Hydride platelets in light water reactor fuel claddings are typically circumferentially oriented along the texture. Reoriented hydrides raise the risk of embrittlement and reduce the fracture toughness. While much research has been performed on the impact of hydrides on tensile and fracture properties, work on the influence of hydrides reorientation on fatigue properties is scarce.
In this work, un-irradiated and recrystallized Zircaloy-4 sheet material was tested; the flat samples allowed easily performing hydrides reorientation and the determination of hydride platelets, texture and fatigue cracks directions. The samples were hydrogen-loaded to a concentration of 250 wppm; some samples underwent a reorientation treatment. All specimens were fatigue-tested at ambient temperature under load control. The samples were analyzed with respect to the hydrides orientation by light optical microscopy and fractography by scanning electron microscopy.
Hydrides which are in-plane with the loading direction do not reduce the fatigue lifetime compared to hydrogen-free samples. Reoriented hydrides, however, cause a lifetime reduction. While in-plane hydrides are perpendicular to the crack front, reoriented hydride platelets are parallel to the crack propagation direction; fractography reveals brittle features indicating broken out hydride platelets.

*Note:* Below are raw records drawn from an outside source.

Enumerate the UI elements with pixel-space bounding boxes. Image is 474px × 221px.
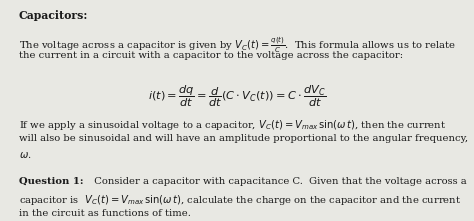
Text: in the circuit as functions of time.: in the circuit as functions of time. [19,209,191,218]
Text: will also be sinusoidal and will have an amplitude proportional to the angular f: will also be sinusoidal and will have an… [19,134,468,143]
Text: the current in a circuit with a capacitor to the voltage across the capacitor:: the current in a circuit with a capacito… [19,51,403,60]
Text: Question 1:: Question 1: [19,177,83,186]
Text: $i(t) = \dfrac{dq}{dt} = \dfrac{d}{dt}\left(C \cdot V_C(t)\right) = C \cdot \dfr: $i(t) = \dfrac{dq}{dt} = \dfrac{d}{dt}\l… [148,83,326,109]
Text: Consider a capacitor with capacitance C.  Given that the voltage across a: Consider a capacitor with capacitance C.… [88,177,466,186]
Text: capacitor is  $V_C(t) = V_{max}\,\sin(\omega\, t)$, calculate the charge on the : capacitor is $V_C(t) = V_{max}\,\sin(\om… [19,193,461,207]
Text: The voltage across a capacitor is given by $V_C(t) = \frac{q(t)}{C}$.  This form: The voltage across a capacitor is given … [19,35,456,55]
Text: Capacitors:: Capacitors: [19,10,88,21]
Text: $\omega$.: $\omega$. [19,150,32,160]
Text: If we apply a sinusoidal voltage to a capacitor, $V_C(t) = V_{max}\,\sin(\omega\: If we apply a sinusoidal voltage to a ca… [19,118,446,132]
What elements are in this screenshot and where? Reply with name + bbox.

The hydrogen concentration only is not decisive alone for the fatigue lifetime. Important is the share between reoriented and in-plane hydrides, which depends on the hydrogen concentration and the conditions of the thermomechanical reorientation cycle, specifically the temperature. Complete hydrides dissolution at peak temperature favors re-oriented hydride growth provoking reduced fatigue lifetime, while residual circumferential hydrides can inhibit its growth.